I believe that the central problem in nurturing followers of Jesus in North America is our view of Jesus as the Impossible Mentor. It’s a paradox: nearly everyone is willing to acknowledge Jesus as a worthy role model, but almost no one seriously believes it is possible to live up to his example. Our esteem for Jesus’ life of obedience to the Father and our desire to be “just like Jesus” does battle with the deep-seated notion that it is impossible to be like him. Who would choose a mentor who is impossible to imitate?

Some passages in the Scripture inspire fill us with confidence. Some light the fires of hope in our hearts. Other passages seem too idealistic, too fantastic to find their way into even our dreams, much less our daily lives: “For those God foreknew he also predestined to be conformed to the likeness of his Son, that he might be the firstborn among many brothers.” (Romans 8: 29) Is this possible? Does God really look at each one of us and see a destiny in which we look like Jesus?

Whatever our theological foundations regarding this passage we should all recognize that it is about God’s intention for each of one us--to become “conformed to the likeness of his Son.” Simply put, God desires to have more children like Jesus. Jesus is God’s only begotten Son, but we become his sons and daughters by adoption. The destiny of those adopted into the family of God is that we, too, should bear the family likeness. That is: we will look just like Jesus.

In a conversation with a dozen young Christians this week, I asked them if they felt it was possible to live a life without sin for even one day. No takers. So I rephrased the question and asked if it is possible to go for an hour without sinning. Only one of them thought it was possible to stay within the will of God for a single hour.

These questions are not academic. They go to the heart of our life “in Christ.” If our intuition tells us that following His example is impossible, for one day or even an hour, how can we have the confidence to pursue his vision for us? The bottom line is that God has a greater vision for what is possible in our lives than we do. Perhaps the reason the Apostle Paul instructs us later in Romans to “be transformed by the renewing of your minds” is so we can see the possibilities of a life lived in harmony with Jesus. A practical, day-to-day moment-by-moment harmony capable of generating the rest and peace he promises.

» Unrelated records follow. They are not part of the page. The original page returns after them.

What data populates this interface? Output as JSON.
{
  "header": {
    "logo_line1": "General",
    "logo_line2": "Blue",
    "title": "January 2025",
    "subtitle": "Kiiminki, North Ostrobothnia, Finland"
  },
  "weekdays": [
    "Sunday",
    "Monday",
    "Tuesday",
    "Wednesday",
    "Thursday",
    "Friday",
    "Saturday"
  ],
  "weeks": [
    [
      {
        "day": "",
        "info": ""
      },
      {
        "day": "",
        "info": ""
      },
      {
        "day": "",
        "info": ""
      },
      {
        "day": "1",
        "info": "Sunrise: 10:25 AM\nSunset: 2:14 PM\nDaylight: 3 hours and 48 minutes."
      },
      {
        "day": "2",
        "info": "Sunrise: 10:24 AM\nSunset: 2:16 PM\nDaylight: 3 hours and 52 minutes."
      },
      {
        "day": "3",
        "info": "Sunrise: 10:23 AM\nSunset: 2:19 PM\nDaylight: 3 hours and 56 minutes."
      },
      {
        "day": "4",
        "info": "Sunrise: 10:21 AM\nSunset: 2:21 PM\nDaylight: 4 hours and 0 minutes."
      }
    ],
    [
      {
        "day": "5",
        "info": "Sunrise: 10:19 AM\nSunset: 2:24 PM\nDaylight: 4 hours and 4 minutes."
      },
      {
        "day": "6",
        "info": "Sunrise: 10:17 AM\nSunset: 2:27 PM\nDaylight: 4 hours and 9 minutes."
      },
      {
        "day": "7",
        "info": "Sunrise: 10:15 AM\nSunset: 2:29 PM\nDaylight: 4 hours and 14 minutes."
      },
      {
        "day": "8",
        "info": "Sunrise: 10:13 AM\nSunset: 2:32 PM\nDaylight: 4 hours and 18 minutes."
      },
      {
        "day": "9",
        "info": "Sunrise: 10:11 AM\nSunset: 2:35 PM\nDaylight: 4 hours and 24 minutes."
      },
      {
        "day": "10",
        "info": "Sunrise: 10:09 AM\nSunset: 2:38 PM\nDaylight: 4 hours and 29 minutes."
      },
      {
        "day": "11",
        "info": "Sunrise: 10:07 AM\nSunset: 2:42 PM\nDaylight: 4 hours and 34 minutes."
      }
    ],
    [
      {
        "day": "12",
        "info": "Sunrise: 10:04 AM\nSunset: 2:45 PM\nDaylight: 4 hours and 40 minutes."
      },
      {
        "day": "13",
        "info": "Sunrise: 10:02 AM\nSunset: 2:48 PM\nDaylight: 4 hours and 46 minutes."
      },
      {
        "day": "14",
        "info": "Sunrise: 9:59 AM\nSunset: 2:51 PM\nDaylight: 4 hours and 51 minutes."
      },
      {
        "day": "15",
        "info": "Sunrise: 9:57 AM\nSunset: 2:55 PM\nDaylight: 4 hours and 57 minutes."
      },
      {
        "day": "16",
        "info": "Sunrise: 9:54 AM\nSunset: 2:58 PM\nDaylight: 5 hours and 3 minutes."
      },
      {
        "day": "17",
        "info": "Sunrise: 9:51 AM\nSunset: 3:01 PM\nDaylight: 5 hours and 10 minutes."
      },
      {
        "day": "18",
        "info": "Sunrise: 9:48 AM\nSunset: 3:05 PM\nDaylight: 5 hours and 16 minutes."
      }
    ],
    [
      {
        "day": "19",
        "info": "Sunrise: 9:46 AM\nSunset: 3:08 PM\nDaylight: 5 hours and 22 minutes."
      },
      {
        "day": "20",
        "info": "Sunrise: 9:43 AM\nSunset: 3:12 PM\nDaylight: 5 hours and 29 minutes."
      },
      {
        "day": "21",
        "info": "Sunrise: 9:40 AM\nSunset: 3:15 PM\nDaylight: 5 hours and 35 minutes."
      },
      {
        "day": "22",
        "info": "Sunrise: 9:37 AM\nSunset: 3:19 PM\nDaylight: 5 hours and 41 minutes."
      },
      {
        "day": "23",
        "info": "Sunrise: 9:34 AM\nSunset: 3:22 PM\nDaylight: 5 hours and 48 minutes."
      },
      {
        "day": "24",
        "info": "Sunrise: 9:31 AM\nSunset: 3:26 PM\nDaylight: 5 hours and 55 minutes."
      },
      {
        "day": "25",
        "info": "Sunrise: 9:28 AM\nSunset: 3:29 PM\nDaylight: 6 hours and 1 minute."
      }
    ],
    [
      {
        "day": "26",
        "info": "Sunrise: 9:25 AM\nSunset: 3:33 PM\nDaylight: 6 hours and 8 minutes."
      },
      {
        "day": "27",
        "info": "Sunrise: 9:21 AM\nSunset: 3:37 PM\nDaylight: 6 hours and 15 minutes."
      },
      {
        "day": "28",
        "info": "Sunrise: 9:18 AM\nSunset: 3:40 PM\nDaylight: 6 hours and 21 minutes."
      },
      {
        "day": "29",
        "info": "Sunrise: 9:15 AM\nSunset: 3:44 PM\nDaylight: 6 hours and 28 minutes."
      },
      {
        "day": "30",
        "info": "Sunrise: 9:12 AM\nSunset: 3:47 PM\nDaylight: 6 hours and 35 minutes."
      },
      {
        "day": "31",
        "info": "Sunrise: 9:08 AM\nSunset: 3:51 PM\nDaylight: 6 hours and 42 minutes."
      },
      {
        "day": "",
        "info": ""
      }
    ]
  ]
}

Let me encourage you this week to ponder the foundations of your commitment to be a disciple of Jesus. Here are a few suggestions for meditation and prayer:

Is it possible to learn from him?

If Jesus is my mentor, have I committed myself to failure with no possibility of success?

What kind of Master would invite me to be his apprentice if he thought there was no possibility to follow in his footsteps?

The answers spoken from our heart will determine whether discipleship is possible.